We provided training for big-box retailers to understand attrition. To a large bank with data to mimic response rates they should expect. Showing people how to use linear programming to improve the decision process and make campaigns overall more efficient. This led to the SAS Marketing Optimization offering, which is very nicely implemented.
Anne: Care to comment on the new course which debuted at the A2010 Analytics Conference and the M2010 Data Mining Conference on the hot topic of net lift modeling?
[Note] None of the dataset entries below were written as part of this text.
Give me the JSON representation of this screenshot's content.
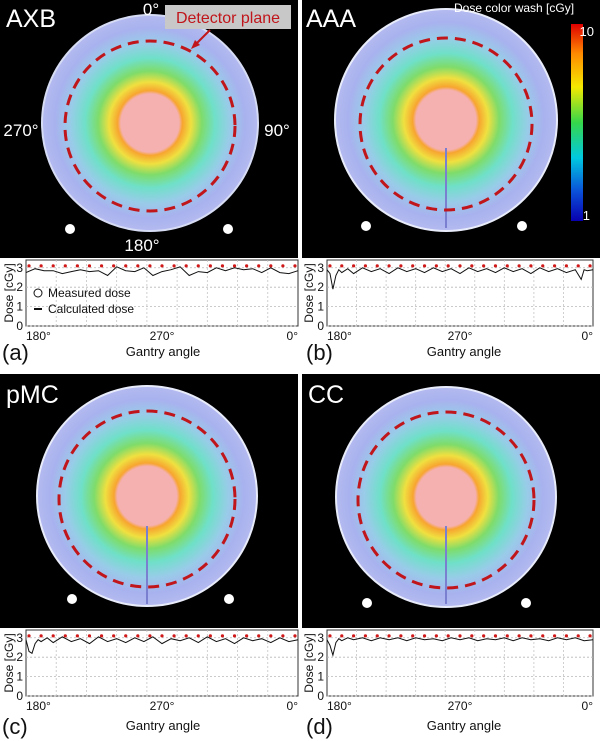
{
  "chart_data": [
    {
      "type": "heatmap",
      "panel": "AXB",
      "title": "AXB",
      "angle_labels": [
        "0°",
        "90°",
        "180°",
        "270°"
      ],
      "annotation": "Detector plane"
    },
    {
      "type": "heatmap",
      "panel": "AAA",
      "title": "AAA",
      "colorbar": {
        "title": "Dose color wash [cGy]",
        "max_label": "10",
        "min_label": "1",
        "range": [
          1,
          10
        ]
      }
    },
    {
      "type": "heatmap",
      "panel": "pMC",
      "title": "pMC"
    },
    {
      "type": "heatmap",
      "panel": "CC",
      "title": "CC"
    },
    {
      "type": "line",
      "panel_label": "(a)",
      "xlabel": "Gantry angle",
      "ylabel": "Dose [cGy]",
      "xticks": [
        "180°",
        "270°",
        "0°"
      ],
      "yticks": [
        "0",
        "1",
        "2",
        "3"
      ],
      "xlim": [
        180,
        360
      ],
      "ylim": [
        0,
        3.4
      ],
      "legend": [
        "Measured dose",
        "Calculated dose"
      ],
      "series": [
        {
          "name": "Measured dose",
          "x": [
            182,
            190,
            198,
            206,
            214,
            222,
            230,
            238,
            246,
            254,
            262,
            270,
            278,
            286,
            294,
            302,
            310,
            318,
            326,
            334,
            342,
            350,
            358
          ],
          "y": [
            3.1,
            3.1,
            3.1,
            3.1,
            3.1,
            3.1,
            3.1,
            3.1,
            3.1,
            3.1,
            3.1,
            3.1,
            3.1,
            3.1,
            3.1,
            3.1,
            3.1,
            3.1,
            3.1,
            3.1,
            3.1,
            3.1,
            3.1
          ]
        },
        {
          "name": "Calculated dose",
          "x": [
            180,
            186,
            192,
            198,
            204,
            210,
            216,
            222,
            228,
            234,
            240,
            246,
            252,
            258,
            264,
            270,
            276,
            282,
            288,
            294,
            300,
            306,
            312,
            318,
            324,
            330,
            336,
            342,
            348,
            354,
            360
          ],
          "y": [
            2.75,
            2.95,
            2.85,
            2.85,
            2.7,
            2.8,
            2.9,
            2.8,
            2.85,
            2.6,
            3.05,
            2.85,
            2.8,
            3.0,
            2.6,
            2.8,
            2.9,
            3.05,
            2.6,
            2.8,
            2.75,
            3.0,
            2.85,
            3.0,
            2.9,
            2.95,
            2.75,
            3.0,
            2.75,
            2.7,
            2.85
          ]
        }
      ]
    },
    {
      "type": "line",
      "panel_label": "(b)",
      "xlabel": "Gantry angle",
      "ylabel": "Dose [cGy]",
      "xticks": [
        "180°",
        "270°",
        "0°"
      ],
      "yticks": [
        "0",
        "1",
        "2",
        "3"
      ],
      "xlim": [
        180,
        360
      ],
      "ylim": [
        0,
        3.4
      ],
      "series": [
        {
          "name": "Measured dose",
          "x": [
            182,
            190,
            198,
            206,
            214,
            222,
            230,
            238,
            246,
            254,
            262,
            270,
            278,
            286,
            294,
            302,
            310,
            318,
            326,
            334,
            342,
            350,
            358
          ],
          "y": [
            3.1,
            3.1,
            3.1,
            3.1,
            3.1,
            3.1,
            3.1,
            3.1,
            3.1,
            3.1,
            3.1,
            3.1,
            3.1,
            3.1,
            3.1,
            3.1,
            3.1,
            3.1,
            3.1,
            3.1,
            3.1,
            3.1,
            3.1
          ]
        },
        {
          "name": "Calculated dose",
          "x": [
            180,
            182,
            184,
            186,
            188,
            190,
            194,
            198,
            204,
            210,
            216,
            222,
            228,
            234,
            240,
            246,
            252,
            258,
            264,
            270,
            276,
            282,
            288,
            294,
            300,
            306,
            312,
            318,
            324,
            330,
            336,
            342,
            348,
            352,
            354,
            356,
            360
          ],
          "y": [
            2.9,
            2.7,
            1.9,
            2.6,
            2.9,
            2.75,
            2.95,
            2.7,
            3.0,
            2.8,
            2.95,
            2.7,
            3.0,
            2.8,
            2.95,
            2.75,
            3.0,
            2.8,
            2.95,
            2.7,
            3.0,
            2.8,
            2.95,
            2.75,
            3.0,
            2.8,
            2.95,
            2.7,
            3.0,
            2.8,
            2.95,
            2.75,
            2.9,
            2.4,
            2.9,
            2.85,
            2.9
          ]
        }
      ]
    },
    {
      "type": "line",
      "panel_label": "(c)",
      "xlabel": "Gantry angle",
      "ylabel": "Dose [cGy]",
      "xticks": [
        "180°",
        "270°",
        "0°"
      ],
      "yticks": [
        "0",
        "1",
        "2",
        "3"
      ],
      "xlim": [
        180,
        360
      ],
      "ylim": [
        0,
        3.4
      ],
      "series": [
        {
          "name": "Measured dose",
          "x": [
            182,
            190,
            198,
            206,
            214,
            222,
            230,
            238,
            246,
            254,
            262,
            270,
            278,
            286,
            294,
            302,
            310,
            318,
            326,
            334,
            342,
            350,
            358
          ],
          "y": [
            3.1,
            3.1,
            3.1,
            3.1,
            3.1,
            3.1,
            3.1,
            3.1,
            3.1,
            3.1,
            3.1,
            3.1,
            3.1,
            3.1,
            3.1,
            3.1,
            3.1,
            3.1,
            3.1,
            3.1,
            3.1,
            3.1,
            3.1
          ]
        },
        {
          "name": "Calculated dose",
          "x": [
            180,
            182,
            184,
            186,
            188,
            190,
            194,
            198,
            204,
            210,
            216,
            222,
            228,
            234,
            240,
            246,
            252,
            258,
            264,
            270,
            276,
            282,
            288,
            294,
            300,
            306,
            312,
            318,
            324,
            330,
            336,
            342,
            348,
            354,
            360
          ],
          "y": [
            2.9,
            2.3,
            2.2,
            2.7,
            2.9,
            2.8,
            3.0,
            2.75,
            3.05,
            2.8,
            2.95,
            2.7,
            3.05,
            2.8,
            2.95,
            2.75,
            3.0,
            2.8,
            3.05,
            2.7,
            2.95,
            2.85,
            3.0,
            2.75,
            3.05,
            2.8,
            2.95,
            2.7,
            3.0,
            2.85,
            2.95,
            2.75,
            3.0,
            2.8,
            2.9
          ]
        }
      ]
    },
    {
      "type": "line",
      "panel_label": "(d)",
      "xlabel": "Gantry angle",
      "ylabel": "Dose [cGy]",
      "xticks": [
        "180°",
        "270°",
        "0°"
      ],
      "yticks": [
        "0",
        "1",
        "2",
        "3"
      ],
      "xlim": [
        180,
        360
      ],
      "ylim": [
        0,
        3.4
      ],
      "series": [
        {
          "name": "Measured dose",
          "x": [
            182,
            190,
            198,
            206,
            214,
            222,
            230,
            238,
            246,
            254,
            262,
            270,
            278,
            286,
            294,
            302,
            310,
            318,
            326,
            334,
            342,
            350,
            358
          ],
          "y": [
            3.1,
            3.1,
            3.1,
            3.1,
            3.1,
            3.1,
            3.1,
            3.1,
            3.1,
            3.1,
            3.1,
            3.1,
            3.1,
            3.1,
            3.1,
            3.1,
            3.1,
            3.1,
            3.1,
            3.1,
            3.1,
            3.1,
            3.1
          ]
        },
        {
          "name": "Calculated dose",
          "x": [
            180,
            182,
            184,
            186,
            188,
            190,
            194,
            198,
            204,
            210,
            216,
            222,
            228,
            234,
            240,
            246,
            252,
            258,
            264,
            270,
            276,
            282,
            288,
            294,
            300,
            306,
            312,
            318,
            324,
            330,
            336,
            342,
            348,
            354,
            360
          ],
          "y": [
            2.9,
            2.6,
            2.1,
            2.75,
            2.95,
            2.85,
            3.0,
            2.9,
            3.0,
            2.85,
            3.0,
            2.9,
            3.0,
            2.85,
            3.0,
            2.9,
            2.95,
            2.85,
            3.0,
            2.9,
            3.0,
            2.85,
            2.95,
            2.9,
            3.0,
            2.85,
            3.0,
            2.9,
            2.95,
            2.85,
            3.0,
            2.9,
            3.0,
            2.85,
            2.9
          ]
        }
      ]
    }
  ],
  "colors": {
    "background_panel": "#000000",
    "plot_background": "#ffffff",
    "detector_ring": "#c0161b",
    "measured_marker": "#d01818",
    "calculated_line": "#111111",
    "label_white": "#ffffff",
    "annotation_box": "#c8c8c8"
  }
}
Bob: Net lift is the ideal of what you want to do: you want to identify the customers who are more susceptible to promotion, but the data you would need to address directly is to know how a single person would respond if you promoted to him or her and if you didn’t. But that data is impossible to obtain. Mimic—matched pairs in observational studies—try to match people in a stratified way to block the prospect population to treat and not treat to get the data you need. Net weight of evidence calculation in a macro is covered in the course. The course contains a good approach to tackle this problem: to separate out the people who would’ve bought anyway from those who would be receptive to promotions and who would have been unlikely to have bought without the promotion.
Anne: Thanks, Bob, for taking the time to share your thoughts and to share some of the great work taking place in SAS’ Education Division. It’s also really nice to see the Business Knowledge Series continue to grow with such excellent domain experts participating.